Under the Stark Law, a “referral” is broadly defined and can be direct or indirect. A referral is defined as “a request by a physician for [an] item or service” including the request of a consultation of another physician and any test or procedure ordered by, or performed by the other physician. A referral may also include the request or the establishment of a plan of care which includes the provision of DHS. In the event a referral has occurred, the referral must be made to an entity for the furnishing of DHS. Under the Stark Law, an entity is broadly defined and includes an organization that bills the Medicare Program or performs a DHS. Assuming a chirpractor has made a referral to an entity, such referral must be made for the furnishing of any DHS. Pursuant to the Stark Law, an entity will be considered to be furnishing DHS if the entity “has presented a claim to Medicare for the DHS.”
Finally, for the Stark Law to apply, a chiropractor must have a financial relationship with the entity furnishing or billing for the DHS. Broadly, under the Stark Law, a financial relationship can occur through either a direct or indirect ownership or investment interest, or a direct or indirect compensation arrangement. In short, if a chiropractor refers DHS to an entity in which the chiropractor receives some remuneration, the Stark Law is implicated. An example of this includes a chiropractor making a referral for durable medical equipment. Because durable medical equipment can be considered DHS, the Stark Law could be implicated.
False Claims Act
The False Claims Act is yet another Federal law that imposes liability on chiropractor related to their billing practices. Generally, the False Claims Act is utilized by the Federal government to combat fraudulent activity committed against the government. In healthcare this typically occurs when a practitioner bills for a service that he or she did not provide or the practitioner bills for services at a higher level than what was actually performed. In the event, the payment by the government to the practitioner would be considered false because it was not otherwise payable. A violation under the Anti-Kickback Statute or the Stark Law could create False Claims Act liability which increases penalties on a per claim basis.

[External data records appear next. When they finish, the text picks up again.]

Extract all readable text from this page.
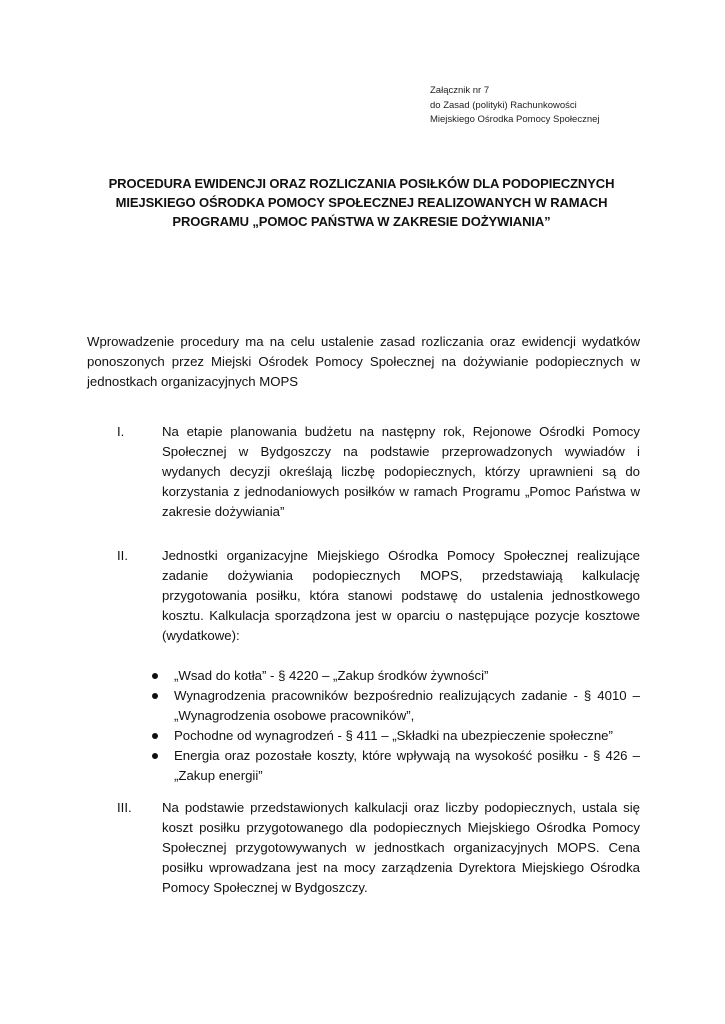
Załącznik nr 7
do Zasad (polityki) Rachunkowości
Miejskiego Ośrodka Pomocy Społecznej
PROCEDURA EWIDENCJI ORAZ ROZLICZANIA POSIŁKÓW DLA PODOPIECZNYCH
MIEJSKIEGO OŚRODKA POMOCY SPOŁECZNEJ REALIZOWANYCH W RAMACH
PROGRAMU „POMOC PAŃSTWA W ZAKRESIE DOŻYWIANIA”

Wprowadzenie procedury ma na celu ustalenie zasad rozliczania oraz ewidencji wydatków ponoszonych przez Miejski Ośrodek Pomocy Społecznej na dożywianie podopiecznych w jednostkach organizacyjnych MOPS

I.	Na etapie planowania budżetu na następny rok, Rejonowe Ośrodki Pomocy Społecznej w Bydgoszczy na podstawie przeprowadzonych wywiadów i wydanych decyzji określają liczbę podopiecznych, którzy uprawnieni są do korzystania z jednodaniowych posiłków w ramach Programu „Pomoc Państwa w zakresie dożywiania”

II.	Jednostki organizacyjne Miejskiego Ośrodka Pomocy Społecznej realizujące zadanie dożywiania podopiecznych MOPS, przedstawiają kalkulację przygotowania posiłku, która stanowi podstawę do ustalenia jednostkowego kosztu. Kalkulacja sporządzona jest w oparciu o następujące pozycje kosztowe (wydatkowe):

„Wsad do kotła” - § 4220 – „Zakup środków żywności”
Wynagrodzenia pracowników bezpośrednio realizujących zadanie - § 4010 – „Wynagrodzenia osobowe pracowników”,
Pochodne od wynagrodzeń - § 411 – „Składki na ubezpieczenie społeczne”
Energia oraz pozostałe koszty, które wpływają na wysokość posiłku - § 426 – „Zakup energii”
III. Na podstawie przedstawionych kalkulacji oraz liczby podopiecznych, ustala się koszt posiłku przygotowanego dla podopiecznych Miejskiego Ośrodka Pomocy Społecznej przygotowywanych w jednostkach organizacyjnych MOPS. Cena posiłku wprowadzana jest na mocy zarządzenia Dyrektora Miejskiego Ośrodka Pomocy Społecznej w Bydgoszczy.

Recent Enforcement Against Chiropractors
One recent case that highlights the importance of properly analyzing chiropractor business relationships occurred in Southern Indiana and Northern Kentucky. Allegedly the clinic billed insurance companies for $5 million worth of services that were never performed. This case is interesting because allegedly the chiropractors were not aware of the services being billed through a medical billing corporation that they had contracted with.
In another case, a chiropractor plead guilty to submitting false claims. Specifically, the chiropractor developed an integrated practice in which various practitioners were involved in the services. The chiropractor billed for services the he was not qualified to perform. Above all, these cases highlight the serious risks and increased enforcement focused upon chiropractor and their billing practices. Because of this increased enforcement, chiropractors should be aware of these complex laws and regulations.